UT’s Center for Sport, Peace and Society has been awarded a $1.2 million cooperative agreement to implement the Empowering Women and Girls through Sports Initiative. The center is part of the College of Education, Health and Human Sciences.
The initiative, a key diplomatic effort by the State Department, aims to engage young girls and women on how success in athletics can develop important life skills and improve academic achievement. It also is designed to increase cross-cultural understanding between international participants and Americans.
“We’re honored to be selected and to be part of this important U.S. public diplomacy effort,” center director Sarah Hillyer said.
Hillyer and center co-director Ashleigh Huffman were in Washington D.C., last week when Secretary of State Hillary Rodham Clinton announced the U.S. Department of State and espnW Global Sports Mentoring Program, the flagship component of the initiative.
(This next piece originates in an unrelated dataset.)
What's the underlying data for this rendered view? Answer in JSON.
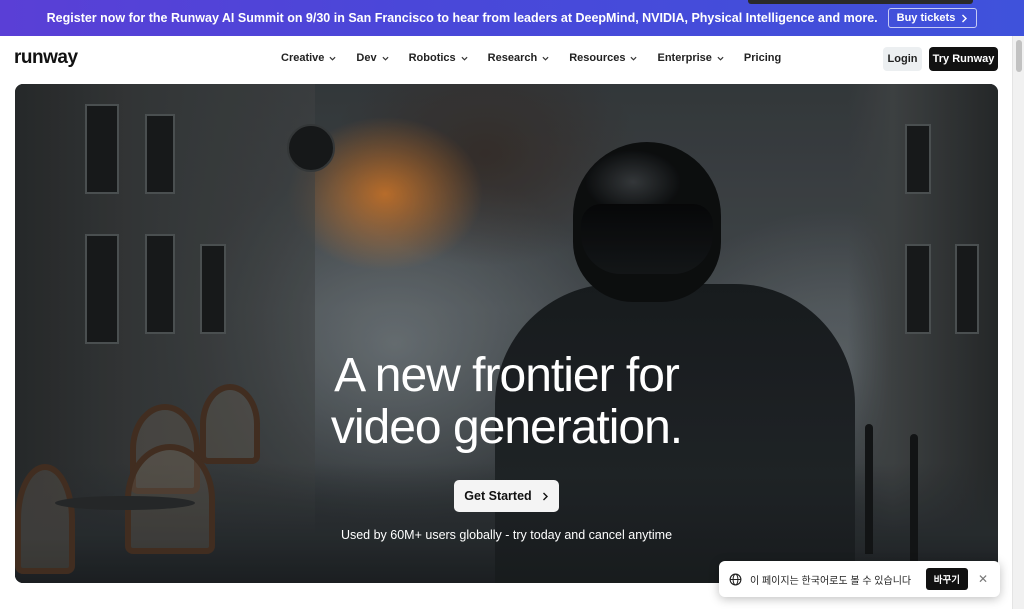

UT is crafting the program’s curriculum and will coordinate the logistics, including travel and lodging.
Ann Stock, assistant secretary of state for educational and cultural affairs, noted that “the University of Tennessee’s legacy of empowering women and girls through sports is a rich one.”
“We look forward to partnering together to blaze new paths where girls worldwide can pursue their potential,” she said.
About 135 girls and women from developing countries will participate in the program.
The initiative has three components: the U.S. Department of State and espnW Global Sports Mentoring Program, which pairs up to 20 international emerging leaders with leading American women in the sports world; Sports Visitors, which brings women and girls from overseas to the United States for an exchange that teams them up with their American counterparts; and Sports Envoys, which will send professional U.S. athletes, coaches and sports administrators overseas to engage underserved youth in clinics and leadership discussions.